KEDAINEWS.COM – Penulis yang bernama asli Nurhayati Sri Hardini Siti Nukatin itu merupakan salah seorang penulis perempuan Indonesia paling produktif. Tercatat ia telah menulis lebih dari 20 karya sejak “Dua Dunia”, buku pertamanya yang diterbitkan pada 1972. Dalam satu kesempatan Nh Dini menganggap menulis sebagai kegiatan yang membebaskan, semacam sarana untuk membebaskan diri dan mencurahkan perasaan.

Selasa sore (4/12/2018) Nh Dini meninggal dunia akibat kecelakaan usai menjalani program rutin akupuntur. Kecelakaan terjadi saat melewati turunan Gombel, mobil yang dikendarai tertimpa muatan truk yang ada di depannya.

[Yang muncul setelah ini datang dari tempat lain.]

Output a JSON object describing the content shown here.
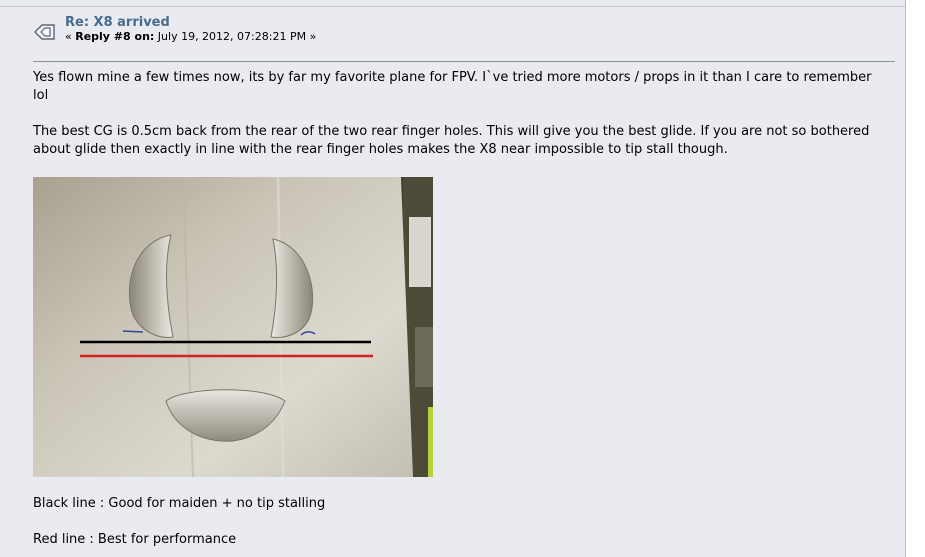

Dikutip dari tulisan Arman Dhani melalui Geotimes, Nh Dini Lahir di Semarang pada 29 Februari 1936 kecintaannya pada literasi merupakan produk pendidikan modern dari ayah dan ibunya. Ibunya memperkenalkan kegiatan membaca melalui Panji Wulung dan Penyebar Semangat. Sejak kecil ia telah diajari berkomunikasi dalam bahasa Belanda, membaca dan menulis dalam bahasa jawa juga latin, serta sesekali membatik.

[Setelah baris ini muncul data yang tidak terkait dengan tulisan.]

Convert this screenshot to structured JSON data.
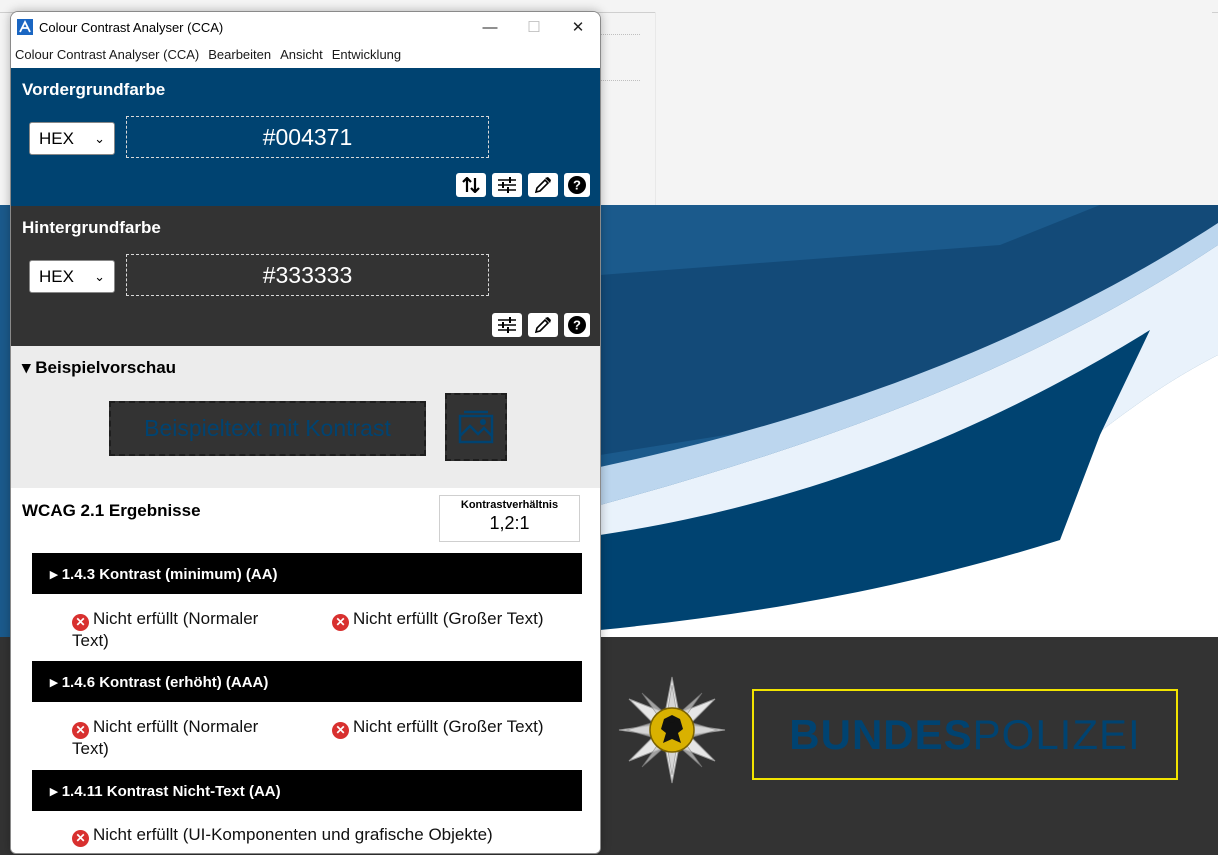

Rentang jejak kepenulisan Nh Dini dimulai saat ia menulis cerpen “Pendurhaka” yang dimuat di Majalah “Kisah” Edisi II November 1954. Saat itu kisahnya mendapat perhatian khusus dari HB Jassin. Persinggungan Jassin dan Dini ini melahirkan hubungan yang sangat intens. Keduanya saling mengirim surat, kebanyakan tentang diskusi sastra dan juga sesekali tentang bagaimana proses kreatif Dini menulis di awal-awal masa karirnya. Hingga pada akhirnya Dini menelurkan karya kumpulan cerpen “Dua Dunia” pada 1956.

Net

Meski dekat dengan HB Jassin, Nh Dini dikenal sangat membenci kritikus. Ia menyebut kritikus sastra sebagai orang yang hanya bisa makan dari kehidupan orang lain. Pada kesempatan yang lain, 20 Maret 1981 di hadapan ratusan siswa Akademi Pemerintah Dalam Negeri (APDN), ia menyatakan tak pernah peduli dengan kata-kata kritikus. Baginya ia menulis kehidupan dan bukan karya, sehingga karya-karyanya bicara tentang kenyataan yang dibalut dalam fiksi dan bukan sebaliknya. “Apa itu kritikus? Banyak pengkritik mencari nafkah dari hasil karya orang lain,” katanya.

Sastra tetap menjadi impian Dini meski pada selepas lulus sekolah ia bekerja di Garuda Indonesia Airlines Kemayoran. Saat menjadi pramugari itulah ia menemukan jodoh suami. Empat tahun setelah menjadi pramugari Dini menikah dengan Yves Coffin, konsul Perancis di Kobe Jepang. Setahun kemudian lahir anaknya Marie Claire Lintang. Selama menjadi istri Coffin, Ia ikut suaminya yang dubes di Kamboja, Amerika dan Jepang. Sedangkan anak bungsunya, Piere-Louis Padang kita kenal sebagai sutradara dari film masyur Despicable Me 2.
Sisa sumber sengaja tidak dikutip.